Alexander Konovalov, the President of the Institute of Strategic Estimations, shares a different point of view. According to him, the era of Typhoons is gone for good.
"This is a gigantic thing. It is the largest sub in the world, and it is very expensive in its exploitation. Moreover, there are no missiles for these subs," he said.
The fate of gigantic submarines was determined by the START-3 Treaty, which was signed by Russian and US presidents in the spring of 2010. The treaty restricted the strategic arsenals of the two countries to 1,550 nuclear warheads.
Russia's Project 955 Borei and 667BDRM Dolphin submarines may carry over 1,100 nuclear blocks.
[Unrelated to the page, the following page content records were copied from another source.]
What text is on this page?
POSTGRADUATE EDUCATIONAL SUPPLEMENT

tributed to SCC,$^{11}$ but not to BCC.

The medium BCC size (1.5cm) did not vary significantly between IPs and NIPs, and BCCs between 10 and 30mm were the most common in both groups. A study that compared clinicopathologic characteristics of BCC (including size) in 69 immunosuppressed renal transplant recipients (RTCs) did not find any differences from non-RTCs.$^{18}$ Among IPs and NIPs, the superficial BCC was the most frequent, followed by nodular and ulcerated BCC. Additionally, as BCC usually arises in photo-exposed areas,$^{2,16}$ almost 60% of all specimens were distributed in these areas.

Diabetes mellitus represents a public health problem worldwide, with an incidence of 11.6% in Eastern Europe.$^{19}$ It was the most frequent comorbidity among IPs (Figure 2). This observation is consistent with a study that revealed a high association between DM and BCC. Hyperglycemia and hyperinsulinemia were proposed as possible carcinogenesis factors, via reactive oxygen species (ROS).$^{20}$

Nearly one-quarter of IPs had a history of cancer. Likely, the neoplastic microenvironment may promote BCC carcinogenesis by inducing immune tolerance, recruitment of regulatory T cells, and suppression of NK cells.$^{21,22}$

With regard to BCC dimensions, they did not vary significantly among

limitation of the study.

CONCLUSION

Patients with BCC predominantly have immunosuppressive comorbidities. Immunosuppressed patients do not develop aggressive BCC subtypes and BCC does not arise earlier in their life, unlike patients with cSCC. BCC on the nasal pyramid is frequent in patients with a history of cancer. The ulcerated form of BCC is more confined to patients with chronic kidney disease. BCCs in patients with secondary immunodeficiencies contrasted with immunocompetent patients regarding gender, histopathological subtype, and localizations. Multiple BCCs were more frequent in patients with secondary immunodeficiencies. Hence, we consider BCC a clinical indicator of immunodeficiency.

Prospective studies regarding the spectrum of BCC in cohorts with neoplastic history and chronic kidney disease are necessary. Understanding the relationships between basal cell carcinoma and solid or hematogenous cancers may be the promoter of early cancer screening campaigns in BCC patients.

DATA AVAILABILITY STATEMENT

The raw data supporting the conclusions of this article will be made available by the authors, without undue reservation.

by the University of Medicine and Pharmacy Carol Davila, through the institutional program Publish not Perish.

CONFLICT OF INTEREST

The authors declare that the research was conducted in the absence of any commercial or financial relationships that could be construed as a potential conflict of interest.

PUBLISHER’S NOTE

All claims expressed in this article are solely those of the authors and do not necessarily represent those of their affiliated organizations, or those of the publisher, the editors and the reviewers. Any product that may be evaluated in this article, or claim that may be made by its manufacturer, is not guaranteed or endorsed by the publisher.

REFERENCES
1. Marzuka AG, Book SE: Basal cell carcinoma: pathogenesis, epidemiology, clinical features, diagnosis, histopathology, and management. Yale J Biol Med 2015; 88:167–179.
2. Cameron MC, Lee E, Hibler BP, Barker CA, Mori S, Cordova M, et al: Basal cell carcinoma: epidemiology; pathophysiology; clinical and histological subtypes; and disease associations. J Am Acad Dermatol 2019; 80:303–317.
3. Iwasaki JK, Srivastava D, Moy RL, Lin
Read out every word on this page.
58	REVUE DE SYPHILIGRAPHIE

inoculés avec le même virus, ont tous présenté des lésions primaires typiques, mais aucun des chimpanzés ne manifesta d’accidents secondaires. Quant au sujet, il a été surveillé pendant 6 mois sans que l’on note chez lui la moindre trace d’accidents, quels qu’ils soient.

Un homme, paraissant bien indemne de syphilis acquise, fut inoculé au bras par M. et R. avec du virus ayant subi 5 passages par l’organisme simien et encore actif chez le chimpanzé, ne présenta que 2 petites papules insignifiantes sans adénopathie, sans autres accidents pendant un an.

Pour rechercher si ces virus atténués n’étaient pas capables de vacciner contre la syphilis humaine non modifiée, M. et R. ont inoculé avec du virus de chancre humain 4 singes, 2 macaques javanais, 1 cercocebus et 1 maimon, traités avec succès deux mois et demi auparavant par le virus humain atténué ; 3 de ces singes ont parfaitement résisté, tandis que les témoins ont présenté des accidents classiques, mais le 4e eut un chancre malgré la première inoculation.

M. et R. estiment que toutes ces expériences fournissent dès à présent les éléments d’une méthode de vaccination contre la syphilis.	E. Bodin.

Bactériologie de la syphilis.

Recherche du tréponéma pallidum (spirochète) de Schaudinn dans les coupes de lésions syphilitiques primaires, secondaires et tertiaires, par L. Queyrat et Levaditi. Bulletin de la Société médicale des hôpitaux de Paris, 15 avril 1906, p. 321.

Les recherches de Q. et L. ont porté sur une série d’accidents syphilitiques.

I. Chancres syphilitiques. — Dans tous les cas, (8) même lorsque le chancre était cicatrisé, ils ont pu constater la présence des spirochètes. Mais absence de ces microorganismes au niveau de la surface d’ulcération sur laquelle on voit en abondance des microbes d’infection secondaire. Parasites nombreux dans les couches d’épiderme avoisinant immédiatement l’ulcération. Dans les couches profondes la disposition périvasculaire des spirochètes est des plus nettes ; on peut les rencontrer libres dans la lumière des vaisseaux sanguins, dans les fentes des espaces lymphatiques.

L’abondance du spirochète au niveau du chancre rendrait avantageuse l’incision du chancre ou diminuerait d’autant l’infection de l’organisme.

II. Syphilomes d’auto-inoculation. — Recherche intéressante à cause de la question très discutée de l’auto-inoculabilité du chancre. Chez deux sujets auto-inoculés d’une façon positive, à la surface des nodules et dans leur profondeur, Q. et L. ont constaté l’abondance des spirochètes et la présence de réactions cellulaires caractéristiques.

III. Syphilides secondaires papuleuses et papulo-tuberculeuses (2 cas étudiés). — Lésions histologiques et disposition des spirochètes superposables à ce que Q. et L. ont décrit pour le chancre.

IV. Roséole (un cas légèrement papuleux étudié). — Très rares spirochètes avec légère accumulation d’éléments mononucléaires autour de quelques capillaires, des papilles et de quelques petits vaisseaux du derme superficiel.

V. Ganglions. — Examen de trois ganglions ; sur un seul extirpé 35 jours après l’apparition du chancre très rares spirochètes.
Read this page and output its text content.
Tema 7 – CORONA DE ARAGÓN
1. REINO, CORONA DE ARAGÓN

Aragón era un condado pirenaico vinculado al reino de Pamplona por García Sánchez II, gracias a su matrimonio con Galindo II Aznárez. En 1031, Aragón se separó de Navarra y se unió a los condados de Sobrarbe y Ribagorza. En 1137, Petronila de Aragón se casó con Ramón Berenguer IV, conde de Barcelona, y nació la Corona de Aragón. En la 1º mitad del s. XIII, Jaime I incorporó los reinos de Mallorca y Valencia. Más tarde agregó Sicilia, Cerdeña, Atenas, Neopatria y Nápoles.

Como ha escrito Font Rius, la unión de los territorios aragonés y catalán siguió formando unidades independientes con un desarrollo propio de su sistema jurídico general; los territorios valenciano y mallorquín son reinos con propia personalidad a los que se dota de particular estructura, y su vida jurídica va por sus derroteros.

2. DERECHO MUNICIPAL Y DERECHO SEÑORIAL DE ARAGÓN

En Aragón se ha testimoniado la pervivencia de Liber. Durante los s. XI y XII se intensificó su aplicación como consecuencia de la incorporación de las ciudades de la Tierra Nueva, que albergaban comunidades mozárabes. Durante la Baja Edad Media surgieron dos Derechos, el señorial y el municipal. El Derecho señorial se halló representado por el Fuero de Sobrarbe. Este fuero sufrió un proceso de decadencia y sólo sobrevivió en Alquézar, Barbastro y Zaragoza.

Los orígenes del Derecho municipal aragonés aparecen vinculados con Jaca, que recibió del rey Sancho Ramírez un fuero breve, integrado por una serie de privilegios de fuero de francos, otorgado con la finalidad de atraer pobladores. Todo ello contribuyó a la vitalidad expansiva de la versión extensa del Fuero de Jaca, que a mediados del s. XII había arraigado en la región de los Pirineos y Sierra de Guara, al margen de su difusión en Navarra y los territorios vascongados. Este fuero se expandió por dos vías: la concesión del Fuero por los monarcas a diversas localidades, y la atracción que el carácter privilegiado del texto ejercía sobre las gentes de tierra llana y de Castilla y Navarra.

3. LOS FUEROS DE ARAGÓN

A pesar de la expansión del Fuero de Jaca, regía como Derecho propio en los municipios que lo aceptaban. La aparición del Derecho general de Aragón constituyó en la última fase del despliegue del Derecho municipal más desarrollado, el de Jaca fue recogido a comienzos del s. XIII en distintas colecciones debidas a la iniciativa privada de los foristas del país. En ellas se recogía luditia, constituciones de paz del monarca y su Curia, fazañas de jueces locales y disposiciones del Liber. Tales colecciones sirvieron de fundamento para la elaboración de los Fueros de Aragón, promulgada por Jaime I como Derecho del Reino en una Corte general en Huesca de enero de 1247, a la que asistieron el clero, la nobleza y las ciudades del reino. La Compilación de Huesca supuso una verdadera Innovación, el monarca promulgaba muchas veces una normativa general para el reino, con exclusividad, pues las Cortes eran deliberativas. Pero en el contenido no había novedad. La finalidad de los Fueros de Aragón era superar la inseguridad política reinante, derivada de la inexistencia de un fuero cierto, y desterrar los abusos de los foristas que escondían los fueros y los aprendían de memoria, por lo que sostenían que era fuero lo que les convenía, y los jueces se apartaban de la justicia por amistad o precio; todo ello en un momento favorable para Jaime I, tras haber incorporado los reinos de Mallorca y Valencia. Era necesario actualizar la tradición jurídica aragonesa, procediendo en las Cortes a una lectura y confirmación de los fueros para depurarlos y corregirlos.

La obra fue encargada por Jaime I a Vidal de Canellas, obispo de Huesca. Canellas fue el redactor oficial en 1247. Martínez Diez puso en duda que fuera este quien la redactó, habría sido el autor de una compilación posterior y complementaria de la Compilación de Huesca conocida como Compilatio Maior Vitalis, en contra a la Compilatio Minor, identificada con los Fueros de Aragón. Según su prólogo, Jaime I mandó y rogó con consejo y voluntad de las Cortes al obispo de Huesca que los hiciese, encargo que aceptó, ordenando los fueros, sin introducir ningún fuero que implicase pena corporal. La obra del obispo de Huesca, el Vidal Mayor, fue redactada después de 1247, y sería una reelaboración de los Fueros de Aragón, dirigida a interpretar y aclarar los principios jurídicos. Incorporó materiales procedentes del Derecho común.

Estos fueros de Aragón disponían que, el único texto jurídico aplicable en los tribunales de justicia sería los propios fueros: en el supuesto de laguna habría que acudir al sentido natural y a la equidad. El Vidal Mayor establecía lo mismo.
The remaining part can be used by long-distance aviation and Special Purpose Missile Troops.
One Typhoon class submarine is capable of carrying of only 120-200 nuclear warheads.
Russia's Defense Ministry has already decommissioned three of the six Akula submarines before in accordance with the START-2 Treaty. Russia decided that it was too expensive to maintain the battle capacity of those submarines. Each cruiser required nearly 300 million rubles a year.
The decommissioning process took place as follows. Spent nuclear fuel was unloaded from the reactors. The equipment was dismantled afterwards. The subs were then transferred to the dry dock. In the dock, specialists cut out the reactor compartments from the subs. The compartments were subsequently transferred to long-storage facilities in the Murmansk region.
The utilization of one cruiser cost $10 million. Two million dollars of the amount were assigned from the Russian budget. The remaining funds were provided by the United States and Canada.
The Project 941 or Akula, ("Shark") class submarine (NATO reporting name: Typhoon) is a type of nuclear-powered ballistic missile submarine deployed by the Soviet Navy in the 1980s. With a submerged displacement of 48,000 tons,the Typhoons are the largest class of submarine ever built,large enough to accommodate decent living facilities for the crew when submerged for months on end.The source of the NATO reporting name remains unclear, although it is often claimed to be related to the use of the word "Typhoon" by Leonid Brezhnev in a 1974 speech while describing a new type of nuclear ballistic missile submarine. Soviet doctrine for these vessels was to have them launch SLBMs while submerged under the arctic ice, avoiding the traversal of the GIUK gap to remain safe from the enemy attack submarines and anti-submarine forces. Technically Typhoons were also able to successfully deploy their long-range nuclear missiles while moored at their dock.
The Borei class is a class of nuclear-powered ballistic missile submarine produced and operated by the Russian Navy. The class is intended to replace the Delta III, Delta IV and Typhoon classes now in Russian Navy service. The class is named after Boreas, the North wind. The sub is 160 meters long; its maximum displacement measures 24,000 tons. The submergence depth - up to 400 meters. The crew - 107 people.
Sevmash currently builds three Borei class submarines: Alexander Nevsky, Vladimir Monomakh and Saint Nikolai. The construction of the first submarine - Yuri Dolgoruky - began on November 2, 1996. The sub was launched on February 12, 2008.
Alexander Nevsky was launched on December 6, 2010. The sub is to be passed into service in 2012.